There are methods available to detect hail-producing thunderstorms using weather satellites and weather radar imagery. Hail stones generally fall at higher speeds as they grow in size, though complicating factors such as melting, friction with air, wind, and interaction with rain and other hail stones can slow their descent through Earth's atmosphere. Severe weather warnings are issued for hail when the stones reach a damaging size, as it can cause serious damage to human-made structures and, most commonly, farmers' crops.
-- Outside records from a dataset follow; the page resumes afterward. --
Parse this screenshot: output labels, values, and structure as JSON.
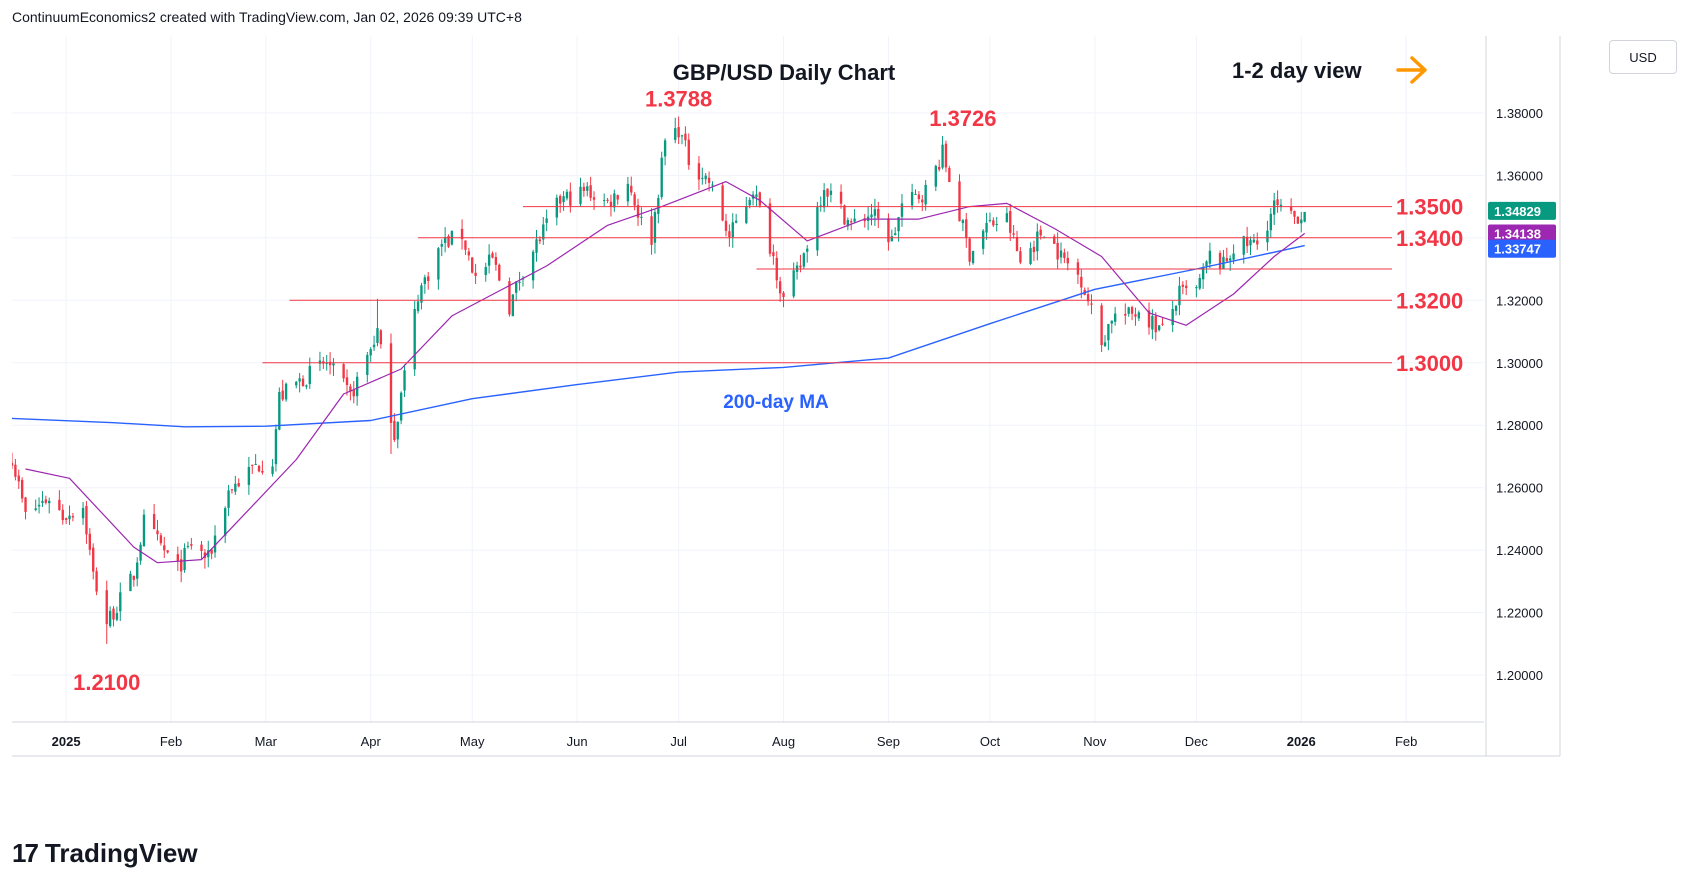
{
  "byline": "ContinuumEconomics2 created with TradingView.com, Jan 02, 2026 09:39 UTC+8",
  "currency_button": "USD",
  "brand": {
    "mark": "17",
    "name": "TradingView"
  },
  "colors": {
    "up": "#089981",
    "down": "#f23645",
    "level": "#f23645",
    "ma200": "#2962ff",
    "ma20": "#9c27b0",
    "arrow": "#ff9800",
    "grid": "#f0f3fa",
    "axis_text": "#131722",
    "last_price_bg": "#089981",
    "ma20_price_bg": "#9c27b0",
    "ma200_price_bg": "#2962ff"
  },
  "icons": {
    "view_arrow": "orange-right-arrow-icon"
  },
  "chart_data": {
    "type": "candlestick",
    "title": "GBP/USD Daily Chart",
    "view_label": "1-2 day view",
    "ma_label": "200-day MA",
    "ylim": [
      1.185,
      1.4046
    ],
    "y_ticks": [
      1.2,
      1.22,
      1.24,
      1.26,
      1.28,
      1.3,
      1.32,
      1.34,
      1.36,
      1.38
    ],
    "y_tick_labels": [
      "1.20000",
      "1.22000",
      "1.24000",
      "1.26000",
      "1.28000",
      "1.30000",
      "1.32000",
      "1.34000",
      "1.36000",
      "1.38000"
    ],
    "x_start": "2024-12-16",
    "x_end": "2026-02-24",
    "x_ticks": [
      {
        "date": "2025-01-01",
        "label": "2025",
        "bold": true
      },
      {
        "date": "2025-02-01",
        "label": "Feb"
      },
      {
        "date": "2025-03-01",
        "label": "Mar"
      },
      {
        "date": "2025-04-01",
        "label": "Apr"
      },
      {
        "date": "2025-05-01",
        "label": "May"
      },
      {
        "date": "2025-06-01",
        "label": "Jun"
      },
      {
        "date": "2025-07-01",
        "label": "Jul"
      },
      {
        "date": "2025-08-01",
        "label": "Aug"
      },
      {
        "date": "2025-09-01",
        "label": "Sep"
      },
      {
        "date": "2025-10-01",
        "label": "Oct"
      },
      {
        "date": "2025-11-01",
        "label": "Nov"
      },
      {
        "date": "2025-12-01",
        "label": "Dec"
      },
      {
        "date": "2026-01-01",
        "label": "2026",
        "bold": true
      },
      {
        "date": "2026-02-01",
        "label": "Feb"
      }
    ],
    "levels": [
      {
        "value": 1.35,
        "label": "1.3500",
        "from": "2025-05-16"
      },
      {
        "value": 1.34,
        "label": "1.3400",
        "from": "2025-04-15"
      },
      {
        "value": 1.33,
        "label": "",
        "from": "2025-07-24"
      },
      {
        "value": 1.32,
        "label": "1.3200",
        "from": "2025-03-08"
      },
      {
        "value": 1.3,
        "label": "1.3000",
        "from": "2025-02-28"
      }
    ],
    "annotations": [
      {
        "text": "1.3788",
        "date": "2025-07-01",
        "value": 1.3788
      },
      {
        "text": "1.3726",
        "date": "2025-09-23",
        "value": 1.3726
      },
      {
        "text": "1.2100",
        "date": "2025-01-13",
        "value": 1.21
      }
    ],
    "price_labels": [
      {
        "name": "last",
        "text": "1.34829",
        "value": 1.34829
      },
      {
        "name": "ma20",
        "text": "1.34138",
        "value": 1.34138
      },
      {
        "name": "ma200",
        "text": "1.33747",
        "value": 1.33747
      }
    ],
    "anchors": [
      [
        "2024-12-16",
        1.27
      ],
      [
        "2024-12-20",
        1.251
      ],
      [
        "2024-12-27",
        1.257
      ],
      [
        "2024-12-31",
        1.251
      ],
      [
        "2025-01-06",
        1.254
      ],
      [
        "2025-01-09",
        1.232
      ],
      [
        "2025-01-13",
        1.217
      ],
      [
        "2025-01-16",
        1.222
      ],
      [
        "2025-01-21",
        1.232
      ],
      [
        "2025-01-24",
        1.249
      ],
      [
        "2025-01-31",
        1.238
      ],
      [
        "2025-02-03",
        1.234
      ],
      [
        "2025-02-07",
        1.242
      ],
      [
        "2025-02-12",
        1.237
      ],
      [
        "2025-02-18",
        1.259
      ],
      [
        "2025-02-26",
        1.267
      ],
      [
        "2025-03-03",
        1.269
      ],
      [
        "2025-03-05",
        1.289
      ],
      [
        "2025-03-12",
        1.295
      ],
      [
        "2025-03-19",
        1.3
      ],
      [
        "2025-03-26",
        1.289
      ],
      [
        "2025-04-03",
        1.31
      ],
      [
        "2025-04-08",
        1.277
      ],
      [
        "2025-04-15",
        1.322
      ],
      [
        "2025-04-22",
        1.338
      ],
      [
        "2025-04-28",
        1.341
      ],
      [
        "2025-05-02",
        1.327
      ],
      [
        "2025-05-07",
        1.333
      ],
      [
        "2025-05-12",
        1.318
      ],
      [
        "2025-05-16",
        1.33
      ],
      [
        "2025-05-27",
        1.352
      ],
      [
        "2025-06-04",
        1.355
      ],
      [
        "2025-06-10",
        1.351
      ],
      [
        "2025-06-16",
        1.358
      ],
      [
        "2025-06-20",
        1.345
      ],
      [
        "2025-06-23",
        1.34
      ],
      [
        "2025-06-27",
        1.371
      ],
      [
        "2025-07-01",
        1.375
      ],
      [
        "2025-07-04",
        1.365
      ],
      [
        "2025-07-10",
        1.358
      ],
      [
        "2025-07-16",
        1.34
      ],
      [
        "2025-07-23",
        1.356
      ],
      [
        "2025-07-29",
        1.334
      ],
      [
        "2025-08-01",
        1.32
      ],
      [
        "2025-08-06",
        1.331
      ],
      [
        "2025-08-13",
        1.357
      ],
      [
        "2025-08-21",
        1.344
      ],
      [
        "2025-08-27",
        1.348
      ],
      [
        "2025-09-02",
        1.339
      ],
      [
        "2025-09-05",
        1.35
      ],
      [
        "2025-09-12",
        1.355
      ],
      [
        "2025-09-17",
        1.367
      ],
      [
        "2025-09-25",
        1.335
      ],
      [
        "2025-09-30",
        1.344
      ],
      [
        "2025-10-06",
        1.346
      ],
      [
        "2025-10-10",
        1.332
      ],
      [
        "2025-10-17",
        1.343
      ],
      [
        "2025-10-22",
        1.334
      ],
      [
        "2025-10-28",
        1.327
      ],
      [
        "2025-11-03",
        1.306
      ],
      [
        "2025-11-06",
        1.315
      ],
      [
        "2025-11-11",
        1.315
      ],
      [
        "2025-11-14",
        1.317
      ],
      [
        "2025-11-19",
        1.312
      ],
      [
        "2025-11-21",
        1.31
      ],
      [
        "2025-11-26",
        1.322
      ],
      [
        "2025-12-01",
        1.323
      ],
      [
        "2025-12-05",
        1.334
      ],
      [
        "2025-12-09",
        1.331
      ],
      [
        "2025-12-12",
        1.337
      ],
      [
        "2025-12-17",
        1.338
      ],
      [
        "2025-12-19",
        1.338
      ],
      [
        "2025-12-24",
        1.35
      ],
      [
        "2025-12-29",
        1.346
      ],
      [
        "2026-01-02",
        1.3483
      ]
    ],
    "ma20_anchors": [
      [
        "2024-12-20",
        1.266
      ],
      [
        "2025-01-02",
        1.263
      ],
      [
        "2025-01-21",
        1.241
      ],
      [
        "2025-01-28",
        1.236
      ],
      [
        "2025-02-10",
        1.237
      ],
      [
        "2025-02-24",
        1.253
      ],
      [
        "2025-03-10",
        1.269
      ],
      [
        "2025-03-24",
        1.29
      ],
      [
        "2025-04-10",
        1.298
      ],
      [
        "2025-04-25",
        1.315
      ],
      [
        "2025-05-09",
        1.323
      ],
      [
        "2025-05-23",
        1.331
      ],
      [
        "2025-06-10",
        1.344
      ],
      [
        "2025-06-26",
        1.35
      ],
      [
        "2025-07-15",
        1.358
      ],
      [
        "2025-07-25",
        1.352
      ],
      [
        "2025-08-08",
        1.339
      ],
      [
        "2025-08-25",
        1.346
      ],
      [
        "2025-09-10",
        1.346
      ],
      [
        "2025-09-25",
        1.35
      ],
      [
        "2025-10-06",
        1.351
      ],
      [
        "2025-10-20",
        1.343
      ],
      [
        "2025-11-03",
        1.334
      ],
      [
        "2025-11-17",
        1.316
      ],
      [
        "2025-11-28",
        1.312
      ],
      [
        "2025-12-12",
        1.322
      ],
      [
        "2025-12-24",
        1.334
      ],
      [
        "2026-01-02",
        1.3414
      ]
    ],
    "ma200_anchors": [
      [
        "2024-12-16",
        1.2822
      ],
      [
        "2025-01-15",
        1.2808
      ],
      [
        "2025-02-05",
        1.2795
      ],
      [
        "2025-03-01",
        1.2797
      ],
      [
        "2025-04-01",
        1.2815
      ],
      [
        "2025-05-01",
        1.2885
      ],
      [
        "2025-06-01",
        1.293
      ],
      [
        "2025-07-01",
        1.297
      ],
      [
        "2025-08-01",
        1.2985
      ],
      [
        "2025-09-01",
        1.3015
      ],
      [
        "2025-10-01",
        1.3125
      ],
      [
        "2025-11-01",
        1.3235
      ],
      [
        "2025-12-01",
        1.33
      ],
      [
        "2026-01-02",
        1.3375
      ]
    ]
  }
}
Any thunderstorm which produces hail that reaches the ground is known as a hailstorm. Hail has a diameter of 5 millimetres (0.20 in) or more. Hail stones can grow to 15 centimetres (6 in) and weigh more than 0.5 kilograms (1.1 lb). Unlike ice pellets, hail stones are layered and can be irregular and clumped together. Hail is composed of transparent ice or alternating layers of transparent and translucent ice at least 1 millimetre (0.039 in) thick, which are deposited upon the hail stone as it cycles through the cloud, suspended aloft by air with strong upward motion until its weight overcomes the updraft and falls to the ground. Although the diameter of hail is varied, in the United States, the average observation of damaging hail is between 2.5 cm (1 in) and golf ball-sized (1.75 in).
Stones larger than 2 cm (0.75 in) are usually considered large enough to cause damage. The Meteorological Service of Canada will issue severe thunderstorm warnings when hail that size or above is expected. The US National Weather Service has a 2.5 cm (1 in) or greater in diameter threshold, effective January 2010, an increase over the previous threshold of .75 inch hail. Other countries will have different thresholds according local sensitivity to hail; for instance grape growing areas could be adversely impacted by smaller hailstones. Hailstones can be very large or very small, depending on how strong the updraft is: weaker hailstorms produce smaller hailstones than stronger hailstorms (such as supercells).
Hail forms in strong thunderstorm clouds, particularly those with intense updrafts, high liquid water content, great vertical extent, large water droplets, and where a good portion of the cloud layer is below freezing. These types of strong updrafts can also indicate the presence of a tornado. The growth rate is maximized where air is near a temperature of mius 13 degrees C.